The California State Supreme Court, in what could become a landmark case, has been asked to hear a challenge to a portion of the state’s nearly four year-old anti-spam law dealing with the labeling of unsolicited commercial e-mails.
A decision whether the court will hear the case is expected within the next 60 days. But the decision will set a legal precedent in the state, and could end up being cited in challenges to similar provisions in other state laws.
The measure requires that unsolicited commercial e-mails sent to Californians to be labeled as advertisements, or, in the case of sex-oriented materials, to be labeled as adult.
The challenge was filed by two firms: Palo Alto-based Friendfinder Inc., and Conru Interactive, and their owner Andrew Conru.
Conru and his lawyer, Ira Perry Rothkin contend that the law has usurped the federal government’s authority to regulate interstate commerce under the Commerce Clause of the U.S. Constitution.
The case began three years ago when Californian Mark Ferguson sued Conru and his companies for sending him unsolicited commercial e-mails without the required labeling.

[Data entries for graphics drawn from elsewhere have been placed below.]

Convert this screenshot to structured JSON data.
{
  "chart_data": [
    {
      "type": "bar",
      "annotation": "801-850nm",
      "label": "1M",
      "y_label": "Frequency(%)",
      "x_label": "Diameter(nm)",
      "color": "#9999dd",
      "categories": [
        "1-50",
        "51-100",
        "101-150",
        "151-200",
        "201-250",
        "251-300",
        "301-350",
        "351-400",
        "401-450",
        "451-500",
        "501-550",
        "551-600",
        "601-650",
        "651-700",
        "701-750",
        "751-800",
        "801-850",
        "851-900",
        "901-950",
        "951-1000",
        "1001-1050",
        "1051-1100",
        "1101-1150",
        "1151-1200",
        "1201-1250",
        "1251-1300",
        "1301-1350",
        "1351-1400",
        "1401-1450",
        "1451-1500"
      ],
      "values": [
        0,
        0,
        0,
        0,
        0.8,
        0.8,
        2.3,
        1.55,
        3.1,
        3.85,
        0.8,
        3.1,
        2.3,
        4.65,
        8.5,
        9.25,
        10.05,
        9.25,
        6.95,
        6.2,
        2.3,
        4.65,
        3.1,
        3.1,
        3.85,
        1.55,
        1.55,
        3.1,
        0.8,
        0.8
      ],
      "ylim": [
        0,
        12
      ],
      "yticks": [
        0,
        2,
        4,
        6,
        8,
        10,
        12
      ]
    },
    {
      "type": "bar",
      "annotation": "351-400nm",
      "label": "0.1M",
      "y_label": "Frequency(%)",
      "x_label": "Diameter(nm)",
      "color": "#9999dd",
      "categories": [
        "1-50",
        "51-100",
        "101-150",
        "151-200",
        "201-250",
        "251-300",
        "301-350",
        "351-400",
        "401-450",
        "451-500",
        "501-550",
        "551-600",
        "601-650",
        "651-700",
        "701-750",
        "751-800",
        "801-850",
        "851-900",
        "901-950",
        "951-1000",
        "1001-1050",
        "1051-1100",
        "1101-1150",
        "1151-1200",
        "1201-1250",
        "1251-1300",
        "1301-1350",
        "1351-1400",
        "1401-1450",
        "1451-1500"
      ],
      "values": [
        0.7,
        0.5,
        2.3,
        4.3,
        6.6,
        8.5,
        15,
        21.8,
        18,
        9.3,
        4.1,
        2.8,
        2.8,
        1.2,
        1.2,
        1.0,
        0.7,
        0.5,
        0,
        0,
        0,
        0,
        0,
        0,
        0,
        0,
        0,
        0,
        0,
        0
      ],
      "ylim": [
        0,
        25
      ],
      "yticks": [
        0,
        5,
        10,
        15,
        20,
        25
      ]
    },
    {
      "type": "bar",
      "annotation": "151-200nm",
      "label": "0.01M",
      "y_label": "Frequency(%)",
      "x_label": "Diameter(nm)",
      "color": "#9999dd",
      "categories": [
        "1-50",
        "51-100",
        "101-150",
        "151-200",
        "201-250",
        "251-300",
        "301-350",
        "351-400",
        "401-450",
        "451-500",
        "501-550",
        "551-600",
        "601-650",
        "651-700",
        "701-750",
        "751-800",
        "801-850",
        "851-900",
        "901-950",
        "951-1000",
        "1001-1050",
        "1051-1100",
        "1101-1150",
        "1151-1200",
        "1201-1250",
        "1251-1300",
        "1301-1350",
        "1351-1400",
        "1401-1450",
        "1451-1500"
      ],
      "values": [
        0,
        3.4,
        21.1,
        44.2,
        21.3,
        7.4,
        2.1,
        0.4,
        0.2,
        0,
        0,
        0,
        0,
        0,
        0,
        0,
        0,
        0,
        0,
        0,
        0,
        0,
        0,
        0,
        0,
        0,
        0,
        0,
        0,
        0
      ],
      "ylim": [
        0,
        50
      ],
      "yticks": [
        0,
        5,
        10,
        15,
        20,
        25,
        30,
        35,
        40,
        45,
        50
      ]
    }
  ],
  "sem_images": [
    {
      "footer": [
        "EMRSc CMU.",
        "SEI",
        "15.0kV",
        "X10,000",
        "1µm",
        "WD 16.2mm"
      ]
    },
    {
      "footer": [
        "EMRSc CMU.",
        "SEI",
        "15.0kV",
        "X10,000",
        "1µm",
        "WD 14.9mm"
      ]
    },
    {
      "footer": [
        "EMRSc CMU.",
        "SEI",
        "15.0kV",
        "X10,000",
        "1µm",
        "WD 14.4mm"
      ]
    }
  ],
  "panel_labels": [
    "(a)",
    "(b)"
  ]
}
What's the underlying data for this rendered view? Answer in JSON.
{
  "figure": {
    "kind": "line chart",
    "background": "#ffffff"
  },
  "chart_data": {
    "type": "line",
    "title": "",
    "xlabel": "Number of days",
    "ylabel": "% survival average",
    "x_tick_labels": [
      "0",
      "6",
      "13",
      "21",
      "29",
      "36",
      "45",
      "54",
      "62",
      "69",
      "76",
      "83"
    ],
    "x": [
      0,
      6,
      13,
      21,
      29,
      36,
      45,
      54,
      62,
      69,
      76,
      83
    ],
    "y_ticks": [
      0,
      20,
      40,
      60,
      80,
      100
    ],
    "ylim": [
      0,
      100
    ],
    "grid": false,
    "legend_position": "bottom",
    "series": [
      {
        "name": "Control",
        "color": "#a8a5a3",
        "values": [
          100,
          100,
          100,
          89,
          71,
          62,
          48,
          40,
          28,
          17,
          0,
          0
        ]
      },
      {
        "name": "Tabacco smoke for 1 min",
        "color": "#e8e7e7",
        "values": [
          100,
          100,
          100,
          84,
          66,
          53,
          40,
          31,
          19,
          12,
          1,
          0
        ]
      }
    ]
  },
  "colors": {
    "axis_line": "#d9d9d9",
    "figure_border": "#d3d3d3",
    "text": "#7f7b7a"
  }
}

A year later, the labeling section of the law was held unconstitutional by the trial judge in the San Francisco Superior Court.
But late last year, a three-judge appeals court overturned that decision saying that the law did not interfere with interstate commerce, and that it applied “only when unsolicited e-mail is sent to a California resident by means of an electronic mail service provider who has equipment in the state.”
Rothkin argued in his petition that the appellate court “set up and knocked down straw-target rationales that are not involved in this case.” He also claimed that the law fails to “incorporate necessary geographical limitations, and that it regulates commerce taking place entirely outside California.”